The button ‘apply here’ on the websites of the media, banking, educational or any other institute that hallucinate the experts about the equal and fair job opportunities seems to be an obsolete concept now.

If this underemployment is considered to be the root cause of all the problems then it must be resolved in a legal way. Countries have laws to facilitate the work force. For example in USA they have Title VII of Civil Rights Act of 1964 that prohibits any discrimination in the hiring process and The Civil Rights Act of 1991 forbids discrimination with the employee. Article 39(d) of Indian Constitution talks about equality in work force. Philippines, one of the fastest growing economies, according to one study has given all the rights to the work force in its Constitution of 1987. Germany has so much strong laws in favor of employees that they are even referred as the ‘Employee Protection Act’. Canada has Canadian Human Rights Act. UK has Equality Acts that keep employers from favoritism. In fact, making sound laws to facilitate the deserving work force has always been into practice throughout world.

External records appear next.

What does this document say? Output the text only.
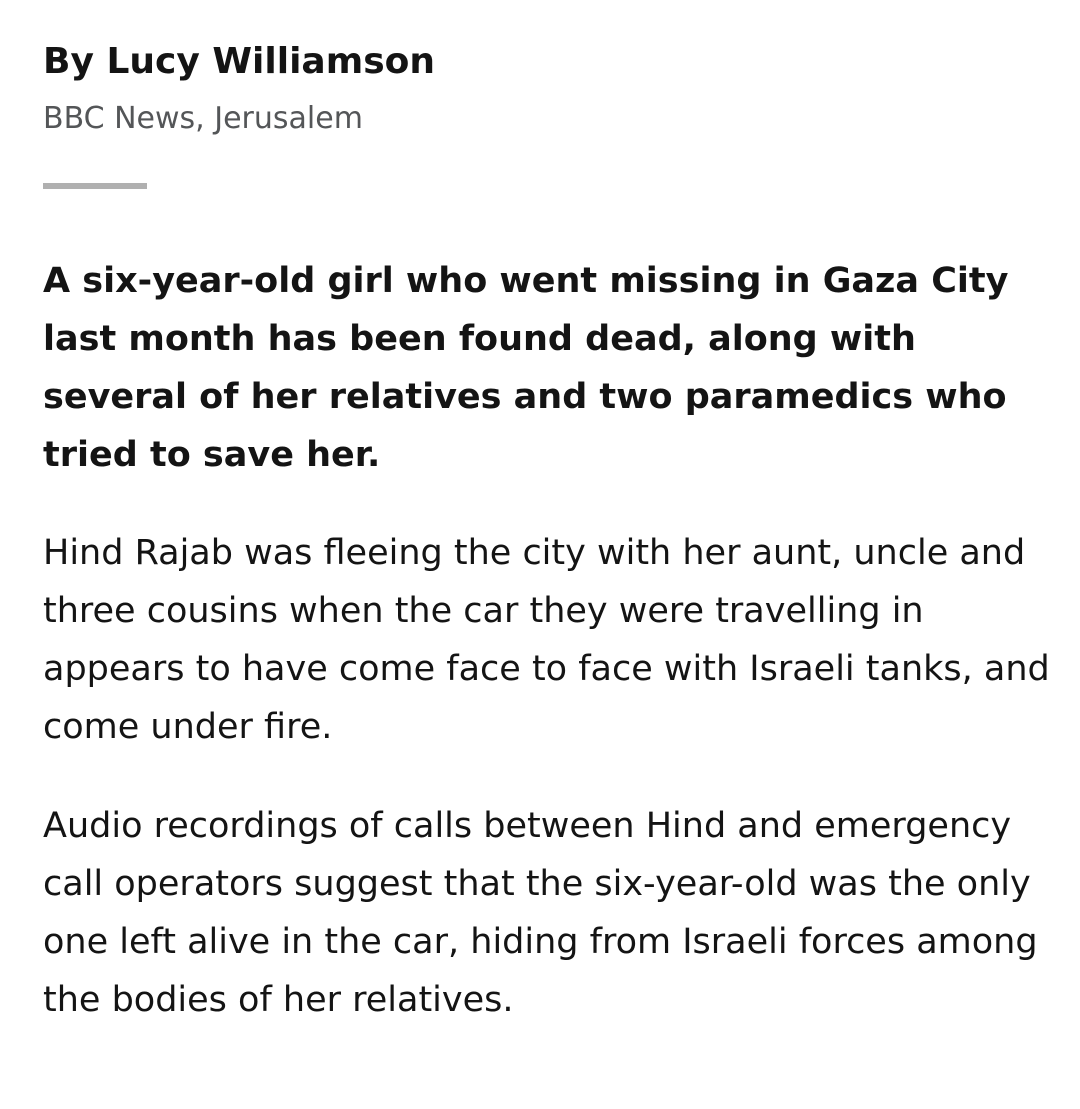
By Lucy Williamson

BBC News, Jerusalem

A six-year-old girl who went missing in Gaza City last month has been found dead, along with several of her relatives and two paramedics who tried to save her.

Hind Rajab was fleeing the city with her aunt, uncle and three cousins when the car they were travelling in appears to have come face to face with Israeli tanks, and come under fire.

Audio recordings of calls between Hind and emergency call operators suggest that the six-year-old was the only one left alive in the car, hiding from Israeli forces among the bodies of her relatives.
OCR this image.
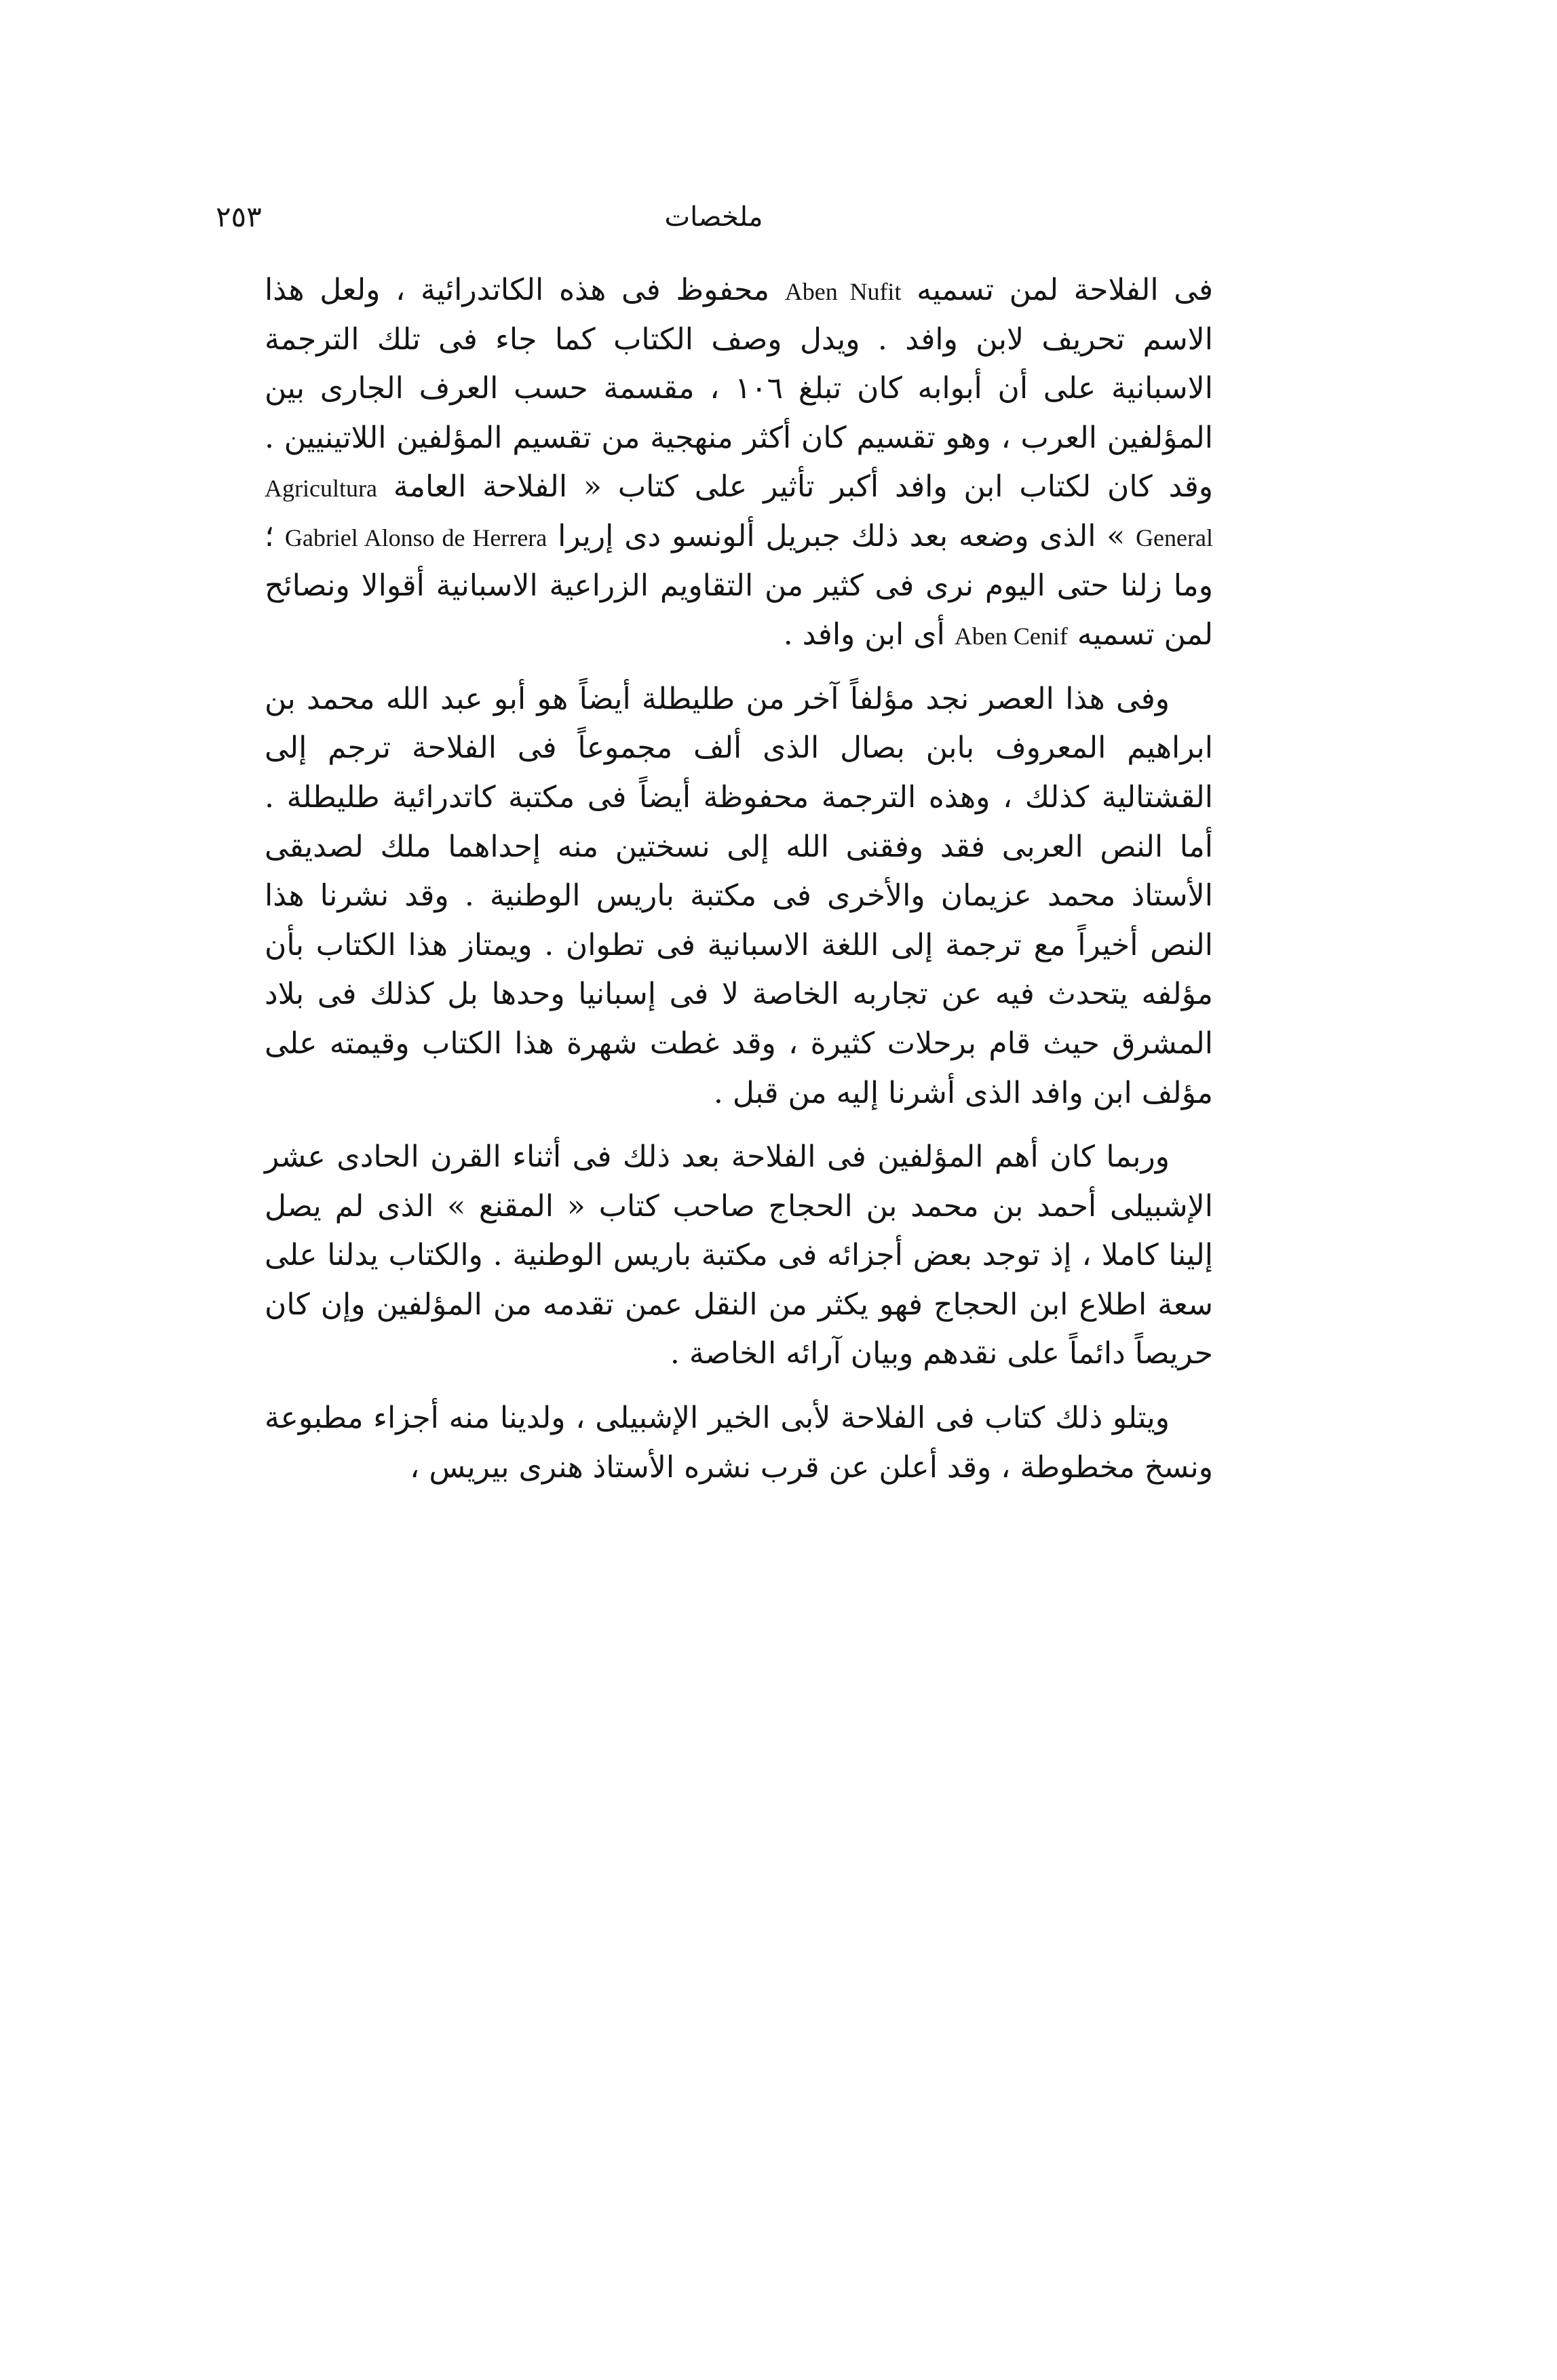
ملخصات
٢٥٣

فى الفلاحة لمن تسميه Aben Nufit محفوظ فى هذه الكاتدرائية ، ولعل هذا الاسم تحريف لابن وافد . ويدل وصف الكتاب كما جاء فى تلك الترجمة الاسبانية على أن أبوابه كان تبلغ ١٠٦ ، مقسمة حسب العرف الجارى بين المؤلفين العرب ، وهو تقسيم كان أكثر منهجية من تقسيم المؤلفين اللاتينيين . وقد كان لكتاب ابن وافد أكبر تأثير على كتاب « الفلاحة العامة Agricultura General » الذى وضعه بعد ذلك جبريل ألونسو دى إريرا Gabriel Alonso de Herrera ؛ وما زلنا حتى اليوم نرى فى كثير من التقاويم الزراعية الاسبانية أقوالا ونصائح لمن تسميه Aben Cenif أى ابن وافد .

وفى هذا العصر نجد مؤلفاً آخر من طليطلة أيضاً هو أبو عبد الله محمد بن ابراهيم المعروف بابن بصال الذى ألف مجموعاً فى الفلاحة ترجم إلى القشتالية كذلك ، وهذه الترجمة محفوظة أيضاً فى مكتبة كاتدرائية طليطلة . أما النص العربى فقد وفقنى الله إلى نسختين منه إحداهما ملك لصديقى الأستاذ محمد عزيمان والأخرى فى مكتبة باريس الوطنية . وقد نشرنا هذا النص أخيراً مع ترجمة إلى اللغة الاسبانية فى تطوان . ويمتاز هذا الكتاب بأن مؤلفه يتحدث فيه عن تجاربه الخاصة لا فى إسبانيا وحدها بل كذلك فى بلاد المشرق حيث قام برحلات كثيرة ، وقد غطت شهرة هذا الكتاب وقيمته على مؤلف ابن وافد الذى أشرنا إليه من قبل .

وربما كان أهم المؤلفين فى الفلاحة بعد ذلك فى أثناء القرن الحادى عشر الإشبيلى أحمد بن محمد بن الحجاج صاحب كتاب « المقنع » الذى لم يصل إلينا كاملا ، إذ توجد بعض أجزائه فى مكتبة باريس الوطنية . والكتاب يدلنا على سعة اطلاع ابن الحجاج فهو يكثر من النقل عمن تقدمه من المؤلفين وإن كان حريصاً دائماً على نقدهم وبيان آرائه الخاصة .

ويتلو ذلك كتاب فى الفلاحة لأبى الخير الإشبيلى ، ولدينا منه أجزاء مطبوعة ونسخ مخطوطة ، وقد أعلن عن قرب نشره الأستاذ هنرى بيريس ،
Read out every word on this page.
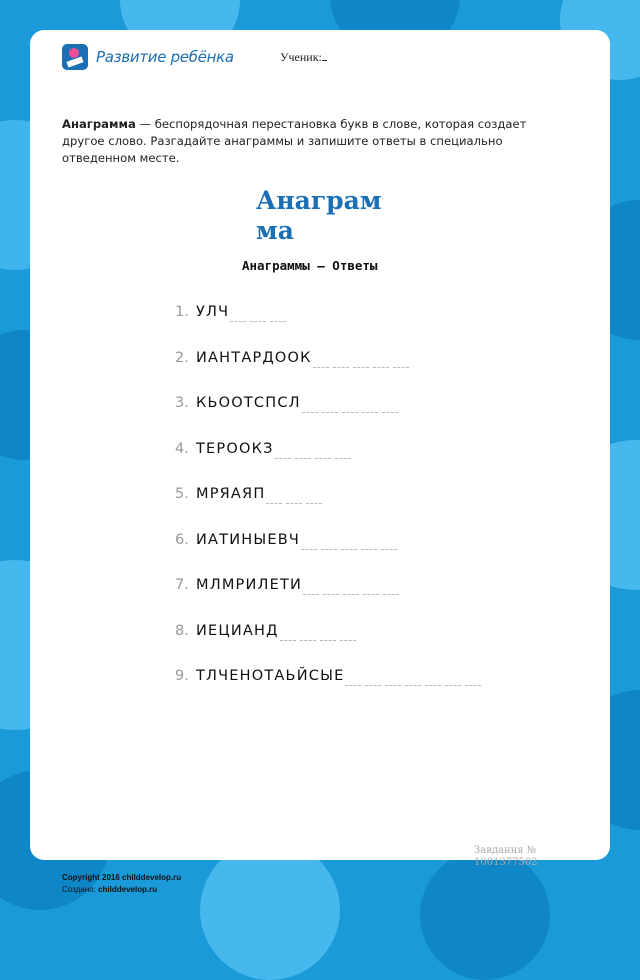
Развитие ребёнка	Ученик:
Анаграмма — беспорядочная перестановка букв в слове, которая создает другое слово. Разгадайте анаграммы и запишите ответы в специально отведенном месте.
Анаграмма
Анаграммы — Ответы
1. УЛЧ
2. ИАНТАРДООК
3. КЬООТСПСЛ
4. ТЕРООКЗ
5. МРЯАЯП
6. ИАТИНЫЕВЧ
7. МЛМРИЛЕТИ
8. ИЕЦИАНД
9. ТЛЧЕНОТАЬЙСЫЕ
Завдання № 1001377502
Copyright 2016 childdevelop.ru
Создано: childdevelop.ru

Pakistan has its own history in this regard. Two first laws in the Subcontinent after the British East India Company’s rule were Employers and Workman Dispute Act 1860 and Indian Factories Act 1881. Some Trade Union Acts along with several others regarding wages, compensations etc. were produced in 1920s. Pakistan inherited four of such laws after its creation namely Trade Union Act 1926, Factories Act 1934, Industrial Employment Act 1946 & Industrial Disputes Act 1947. All such laws benefitted the work force in one way or the other. Now the Articles 11, 17, 18, 25, 27, 37(e) and 38 of the Constitution of Pakistan talk about the employee and employers rights and duties respectively. According to one study Pakistan has more than 70 labor laws. The actual irony is the paradox that we see in the practice.

Not just enforcing these laws but also introducing the laws that put the right person in the right job will bring betterment in the system.